For years girls have admired and emulated male football players. Why not the reverse?

August 20, 2023

You know the song, “One year of hurt, never stopped me dreaming.” Euro victory last year, World cup final this year.

The Lionesses have done us proud. Skill, commitment, courage. Lauren Hemp hitting the bar in the 16th minute. Mary Earps saving a penalty. Alex Greenwood’s bravery. Fighting until the final whistle. Great role models for young women. But I’d also hope, great role models for young men. For years girls have admired and wanted to emulate male footballers. Why not the reverse?

Let’s be honest here, it’s the success that matters, at least for media coverage and sponsorship. We’ve long taken our women Olympians seriously.

A phrase struck me when reading a pre-match article: “the lioness Spain will fear most…” Lionesses are fearsome. Strong. Female but not ‘feminine’ with its negative sterotypical connotations. Taken seriously as athletes. Even if they don’t have equal pay.

A BBC study reported that a Women’s Super League (WSL) Player get’s £47,000 a year on average. For men’s Premier League players it’s £60,000 a week – 66 times more. An economist would point out that’s market forces – the TV money in the men’s game is astronomical. And many would argue the wages are out of control.

Sarina Wiegman gets £400,000 a year to manage England. And she’s coached them to international victory. Gareth Southgate gets £5,000,000.

To be honest, I’m not sure anyone needs £5m a year. I reckon you can get by just fine on £400k. But if there’s a case for a wage cap, it’s not on elite athletes and coaches, who are, at least, exceptionally good at their job. And get tested in full public view. I’d start with the utility companies racking up £billions in debt and pumping sewage into our rivers, while their CEOs get £millions.

Broadcasters are offering up to 100 times less to cover the Women’s World Cup than last year’s men’s tournament in Qatar.

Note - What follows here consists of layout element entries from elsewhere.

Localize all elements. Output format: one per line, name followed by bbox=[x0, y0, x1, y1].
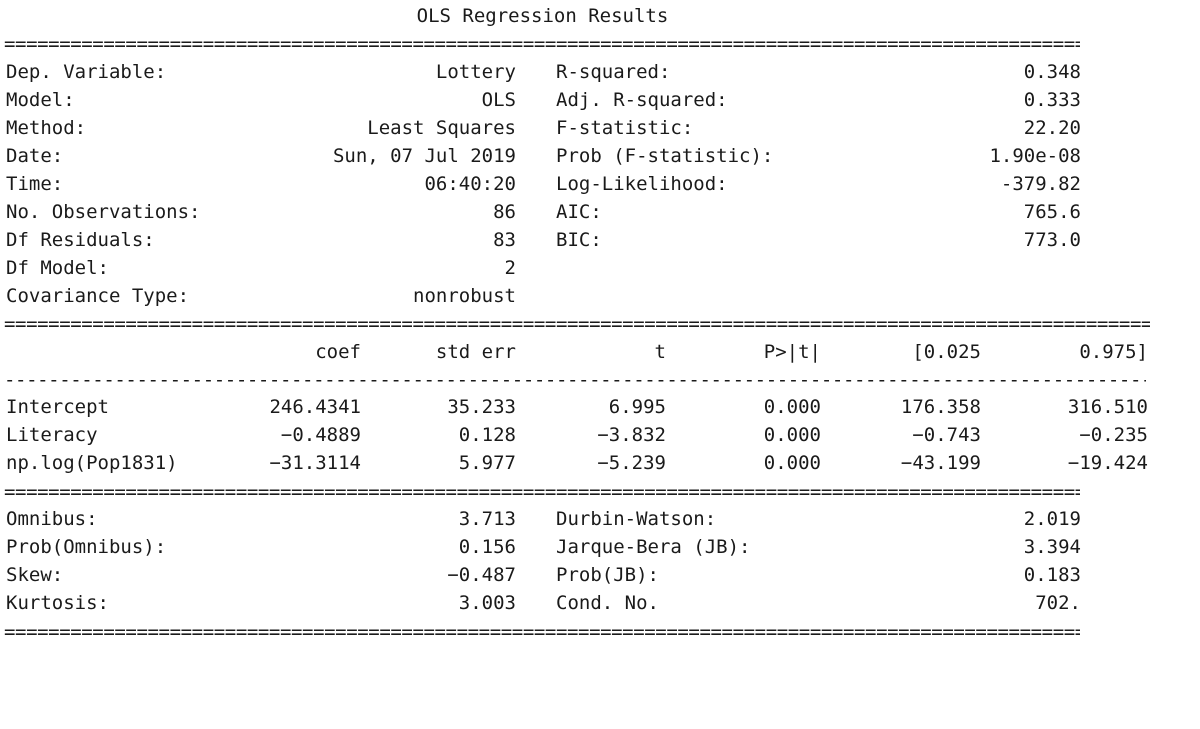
table-title: OLS Regression Results bbox=[416, 5, 669, 27]
summary-label: Date: bbox=[6, 145, 64, 167]
coef-header: P>|t| bbox=[763, 341, 821, 363]
summary-value: 0.348 bbox=[1023, 61, 1081, 83]
summary-label: Log-Likelihood: bbox=[556, 173, 728, 195]
summary-row: Df Residuals: 83 BIC: 773.0 bbox=[6, 226, 1106, 254]
summary-label: Prob (F-statistic): bbox=[556, 145, 774, 167]
diag-label: Skew: bbox=[6, 564, 64, 586]
summary-label: F-statistic: bbox=[556, 117, 694, 139]
coef-cell: −5.239 bbox=[597, 452, 666, 474]
coef-cell: 5.977 bbox=[458, 452, 516, 474]
diag-value: 3.003 bbox=[458, 592, 516, 614]
coef-header: std err bbox=[435, 341, 516, 363]
summary-value: 0.333 bbox=[1023, 89, 1081, 111]
diag-label: Prob(Omnibus): bbox=[6, 536, 167, 558]
summary-label: Adj. R-squared: bbox=[556, 89, 728, 111]
summary-label: Time: bbox=[6, 173, 64, 195]
summary-row: Model: OLS Adj. R-squared: 0.333 bbox=[6, 86, 1106, 114]
diag-label: Omnibus: bbox=[6, 508, 98, 530]
diag-row: Kurtosis: 3.003 Cond. No. 702. bbox=[6, 589, 1106, 617]
summary-label: R-squared: bbox=[556, 61, 671, 83]
coef-cell: −0.235 bbox=[1079, 424, 1148, 446]
diag-row: Prob(Omnibus): 0.156 Jarque-Bera (JB): 3… bbox=[6, 533, 1106, 561]
diag-row: Omnibus: 3.713 Durbin-Watson: 2.019 bbox=[6, 505, 1106, 533]
table-row: Intercept 246.4341 35.233 6.995 0.000 17… bbox=[6, 393, 1156, 421]
diag-label: Cond. No. bbox=[556, 592, 659, 614]
diag-row: Skew: −0.487 Prob(JB): 0.183 bbox=[6, 561, 1106, 589]
diag-value: −0.487 bbox=[447, 564, 516, 586]
summary-value: Least Squares bbox=[367, 117, 516, 139]
summary-value: nonrobust bbox=[413, 285, 516, 307]
coef-cell: 246.4341 bbox=[269, 396, 361, 418]
coef-header: t bbox=[654, 341, 666, 363]
coef-header-row: coef std err t P>|t| [0.025 0.975] bbox=[6, 338, 1156, 366]
separator-top: ========================================… bbox=[4, 34, 1080, 54]
coef-cell: Literacy bbox=[6, 424, 98, 446]
summary-label: Dep. Variable: bbox=[6, 61, 167, 83]
summary-value: 1.90e-08 bbox=[989, 145, 1081, 167]
table-row: Literacy −0.4889 0.128 −3.832 0.000 −0.7… bbox=[6, 421, 1156, 449]
diag-label: Jarque-Bera (JB): bbox=[556, 536, 751, 558]
summary-row: Method: Least Squares F-statistic: 22.20 bbox=[6, 114, 1106, 142]
coef-header: 0.975] bbox=[1079, 341, 1148, 363]
diag-value: 3.713 bbox=[458, 508, 516, 530]
coef-cell: np.log(Pop1831) bbox=[6, 452, 178, 474]
separator-bottom: ========================================… bbox=[4, 622, 1080, 642]
coef-cell: 0.000 bbox=[763, 424, 821, 446]
coef-header: coef bbox=[315, 341, 361, 363]
summary-row: Covariance Type: nonrobust bbox=[6, 282, 1106, 310]
summary-row: No. Observations: 86 AIC: 765.6 bbox=[6, 198, 1106, 226]
separator-diag-top: ========================================… bbox=[4, 482, 1080, 502]
summary-value: 86 bbox=[493, 201, 516, 223]
summary-label: Covariance Type: bbox=[6, 285, 190, 307]
summary-value: 06:40:20 bbox=[424, 173, 516, 195]
summary-row: Df Model: 2 bbox=[6, 254, 1106, 282]
summary-value: -379.82 bbox=[1000, 173, 1081, 195]
summary-value: 2 bbox=[504, 257, 516, 279]
coef-cell: −3.832 bbox=[597, 424, 666, 446]
coef-cell: −0.4889 bbox=[280, 424, 361, 446]
summary-row: Time: 06:40:20 Log-Likelihood: -379.82 bbox=[6, 170, 1106, 198]
diag-value: 0.156 bbox=[458, 536, 516, 558]
diag-label: Prob(JB): bbox=[556, 564, 659, 586]
summary-label: AIC: bbox=[556, 201, 602, 223]
coef-cell: −19.424 bbox=[1067, 452, 1148, 474]
diag-label: Kurtosis: bbox=[6, 592, 109, 614]
coef-cell: 6.995 bbox=[608, 396, 666, 418]
summary-value: Sun, 07 Jul 2019 bbox=[332, 145, 516, 167]
summary-label: No. Observations: bbox=[6, 201, 201, 223]
summary-row: Dep. Variable: Lottery R-squared: 0.348 bbox=[6, 58, 1106, 86]
coef-cell: 176.358 bbox=[900, 396, 981, 418]
diag-value: 2.019 bbox=[1023, 508, 1081, 530]
summary-value: 773.0 bbox=[1023, 229, 1081, 251]
coef-cell: 316.510 bbox=[1067, 396, 1148, 418]
coef-cell: Intercept bbox=[6, 396, 109, 418]
coef-cell: 35.233 bbox=[447, 396, 516, 418]
summary-label: Df Model: bbox=[6, 257, 109, 279]
summary-value: OLS bbox=[481, 89, 516, 111]
diag-value: 702. bbox=[1035, 592, 1081, 614]
coef-cell: −0.743 bbox=[912, 424, 981, 446]
summary-value: Lottery bbox=[435, 61, 516, 83]
summary-label: Method: bbox=[6, 117, 87, 139]
summary-value: 83 bbox=[493, 229, 516, 251]
summary-row: Date: Sun, 07 Jul 2019 Prob (F-statistic… bbox=[6, 142, 1106, 170]
coef-cell: 0.000 bbox=[763, 452, 821, 474]
separator-coef-header: ----------------------------------------… bbox=[4, 370, 1146, 390]
summary-label: Model: bbox=[6, 89, 75, 111]
coef-header: [0.025 bbox=[912, 341, 981, 363]
coef-cell: 0.128 bbox=[458, 424, 516, 446]
coef-cell: 0.000 bbox=[763, 396, 821, 418]
separator-coef-top: ========================================… bbox=[4, 314, 1150, 334]
summary-label: BIC: bbox=[556, 229, 602, 251]
diag-value: 0.183 bbox=[1023, 564, 1081, 586]
coef-cell: −43.199 bbox=[900, 452, 981, 474]
diag-label: Durbin-Watson: bbox=[556, 508, 717, 530]
diag-value: 3.394 bbox=[1023, 536, 1081, 558]
summary-value: 765.6 bbox=[1023, 201, 1081, 223]
summary-value: 22.20 bbox=[1023, 117, 1081, 139]
coef-cell: −31.3114 bbox=[269, 452, 361, 474]
table-row: np.log(Pop1831) −31.3114 5.977 −5.239 0.… bbox=[6, 449, 1156, 477]
summary-label: Df Residuals: bbox=[6, 229, 155, 251]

Two years ago the Football Association signed a ‘landmark’ multimillion-pound deal with Sky and the BBC for the broadcast rights to the Women’s Super League. The agreement is reported to be worth £8m a season – the biggest broadcast deal of any professional women’s football league in the world. It expires in 2025.

Compare that to the Premier League’s £5 billion TV deal in the UK, with roughly the same again from overseas broadcasters. Of course, the Premier League split away from the FA to earn more money and spread less to the grassroots.

If you want to raise your game, you need to play at a level that stretches you. That’s true of pretty much anything, not just football, or sport in general. My niece played football, trained hard, and loved it. She played in a mixed team, until she had to stop at the age of twelve. Then there were so few girls’ teams, she had few opportunities to play. This is twenty years ago, when the FA rules stopped mixed teams after a certain age.

It’s changed now, and young players can be in mixed teams up to 18. There are also more competitive girls’ leagues around. As a country we’re improving rapidly. Inspired by the Lionesses, we’re improving even faster.

I spoke to Steve Dale, chairman at Wallsend Boys Club – famous for producing 92 professional players, including Alan Shearer to Michael Carrick. “These days the Premier League academies snap up anyone who looks like they’ve got some talent,” he told me. They focus on the fitness, the team spirit. The courage and discipline. And above all, the enjoyment. I saw boys and girls training together.

I’ve taught and trained with dozens – probably hundreds of women in Jiu Jitsu over the years. We never had separate sessions or rules or gradings for women. Everyone did the same thing, and it was very physical and full on. Many’s the time I’ve seen a strapping bloke look up in shock and awe after a woman black belt has hurled him over her shoulder and flattened him on the floor. We never had any issue with women being taken seriously.

And if there’s an tongue-in-cheek argument goes on in a home somewhere tomorrow where a woman tells her husband, “We brought home the trophy, it’s your turn to bring home the shopping and collect the kids,” then maybe it’s worth waiting 57 years.